Намеки Шутовкина, однако, остались не без последствий для полковника. Панчуковский стал еще осторожнее с знакомыми. В это время ему прислали из Вены и из Парижа множество вещей для последней отделки дома: бронзы, деревянных резных поделок, обоев, тканей, зеркал и ковров. Русский человек уже не может обойтись без того, чтобы, мало-мальски устроив свои дела, не затеять отделывать и превратить свой дом в подобие луврского дворца или, по крайней мере, магазина мануфактурных изделий, причем первые бренные барыши, потраченные с таким умом, обыкновенно на этом убивают и самое дело.
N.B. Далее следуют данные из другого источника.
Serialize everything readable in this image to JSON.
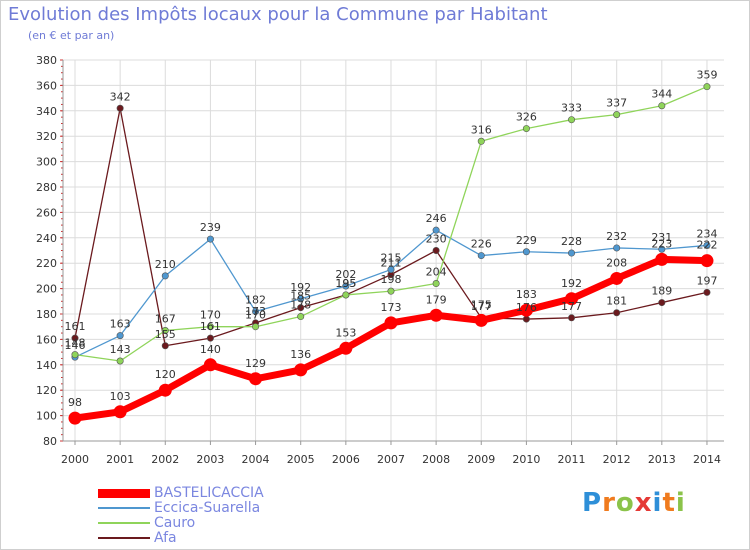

Соседи съезжались теперь снова смотреть на диковинки полковника. Он был на верху блаженства и, указывая на разгружаемые транспорты ящиков с мебелью, зеркалами, фарфором и бронзами, повторял:

— Да, господа, я не мот, но человек земли, праха… Люблю пожить, люблю довольство за его поэтические лучшие стороны. Уж на пустяки я денег не брошу; зато эти у меня разные-с дубовые, ореховые и березовые столики, кресла и диванчики — прямо от Кейзерлинга из Вены; эти подражания гобеленам — из Парижа… Все здесь чудеса рук первых артистов!

— Вам бы жениться, жениться! — повторяли старушки-болтушки из соседок, всегда падкие подкузьмить ближнего какой-нибудь застарелою внучкой или золотушною и кислою племянницей.
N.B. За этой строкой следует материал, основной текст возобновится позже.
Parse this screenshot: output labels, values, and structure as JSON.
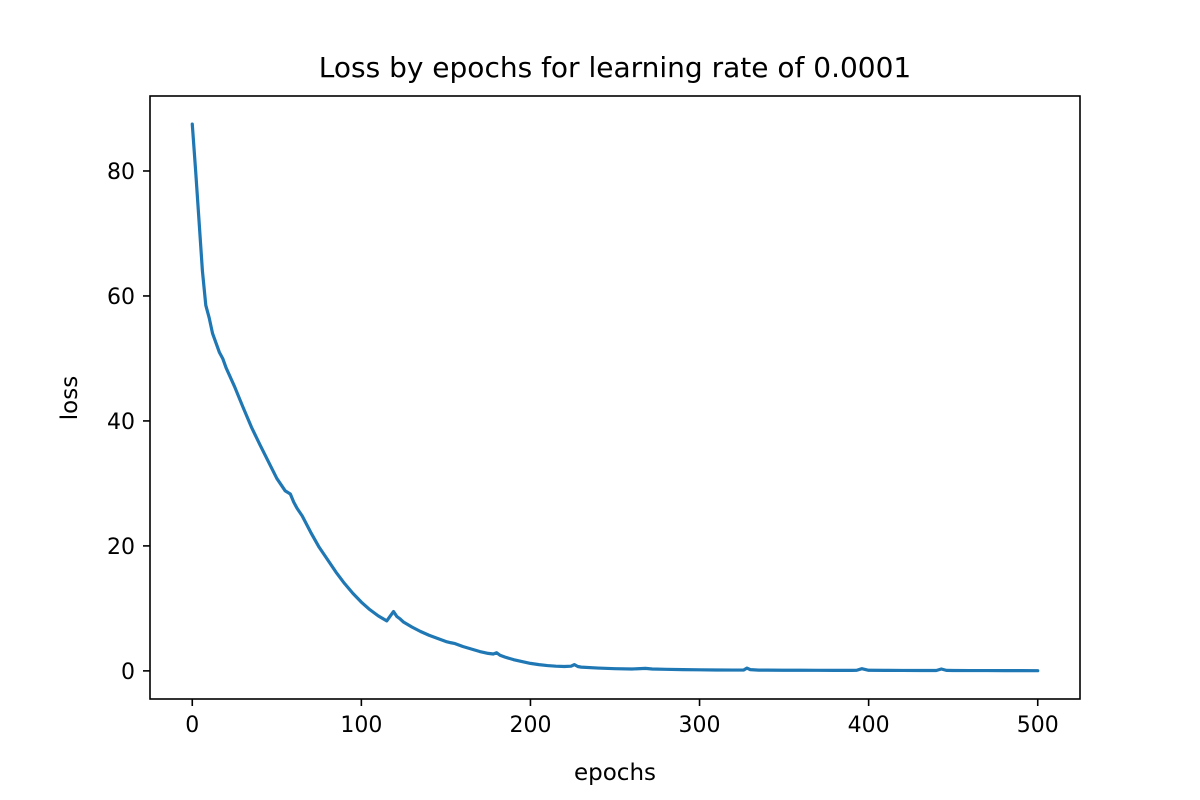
{
  "chart_data": {
    "type": "line",
    "title": "Loss by epochs for learning rate of 0.0001",
    "xlabel": "epochs",
    "ylabel": "loss",
    "xlim": [
      -25,
      525
    ],
    "ylim": [
      -4.5,
      92
    ],
    "xticks": [
      0,
      100,
      200,
      300,
      400,
      500
    ],
    "yticks": [
      0,
      20,
      40,
      60,
      80
    ],
    "grid": false,
    "legend": "none",
    "series": [
      {
        "color": "#1f77b4",
        "x": [
          0,
          2,
          4,
          6,
          8,
          10,
          12,
          14,
          16,
          18,
          20,
          25,
          30,
          35,
          40,
          45,
          50,
          55,
          58,
          60,
          62,
          65,
          70,
          75,
          80,
          85,
          90,
          95,
          100,
          105,
          110,
          115,
          119,
          121,
          123,
          125,
          130,
          135,
          140,
          145,
          150,
          153,
          155,
          157,
          160,
          165,
          170,
          175,
          178,
          180,
          182,
          185,
          190,
          195,
          200,
          205,
          210,
          215,
          220,
          224,
          226,
          228,
          230,
          240,
          250,
          260,
          268,
          272,
          280,
          290,
          300,
          310,
          320,
          326,
          328,
          330,
          335,
          340,
          350,
          360,
          370,
          380,
          390,
          393,
          396,
          400,
          410,
          420,
          430,
          440,
          443,
          446,
          450,
          460,
          470,
          480,
          490,
          500
        ],
        "y": [
          87.5,
          80,
          72,
          64,
          58.5,
          56.5,
          54,
          52.5,
          51,
          50,
          48.5,
          45.5,
          42.2,
          39,
          36.2,
          33.5,
          30.8,
          28.8,
          28.3,
          27,
          26,
          24.8,
          22.2,
          19.8,
          17.8,
          15.8,
          14,
          12.4,
          11,
          9.8,
          8.8,
          8,
          9.5,
          8.7,
          8.3,
          7.8,
          7,
          6.3,
          5.7,
          5.2,
          4.7,
          4.5,
          4.4,
          4.2,
          3.9,
          3.5,
          3.1,
          2.8,
          2.7,
          2.9,
          2.5,
          2.2,
          1.8,
          1.5,
          1.2,
          1.0,
          0.85,
          0.75,
          0.7,
          0.75,
          1.0,
          0.7,
          0.6,
          0.45,
          0.35,
          0.3,
          0.4,
          0.3,
          0.25,
          0.2,
          0.17,
          0.14,
          0.13,
          0.13,
          0.45,
          0.2,
          0.12,
          0.12,
          0.1,
          0.1,
          0.09,
          0.08,
          0.08,
          0.1,
          0.35,
          0.1,
          0.08,
          0.07,
          0.06,
          0.06,
          0.3,
          0.08,
          0.06,
          0.05,
          0.05,
          0.04,
          0.04,
          0.03
        ]
      }
    ]
  }
}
— О! Владимиру Алексеичу некогда о таком вздоре думать, о женитьбе; у него столько дела, хлопот! — говорили тут же на это сами внучки и племянницы, лорнируя мебель, бронзы и гобелены, но в то же время не забывая изредка обратить лорнет, будто бы нечаянно и на щегольской сюртучок самого полковника, на его лаковые полусапожки, затейливую часовую цепь, с колчаном стрел и с луком купидона, между кучею брелоков, а еще более взглядывали они на его убийственные раздушенные усики и на нежно-томные, губительные и вместе ласковые глазки, когда он стоял между ними и ораторствовал.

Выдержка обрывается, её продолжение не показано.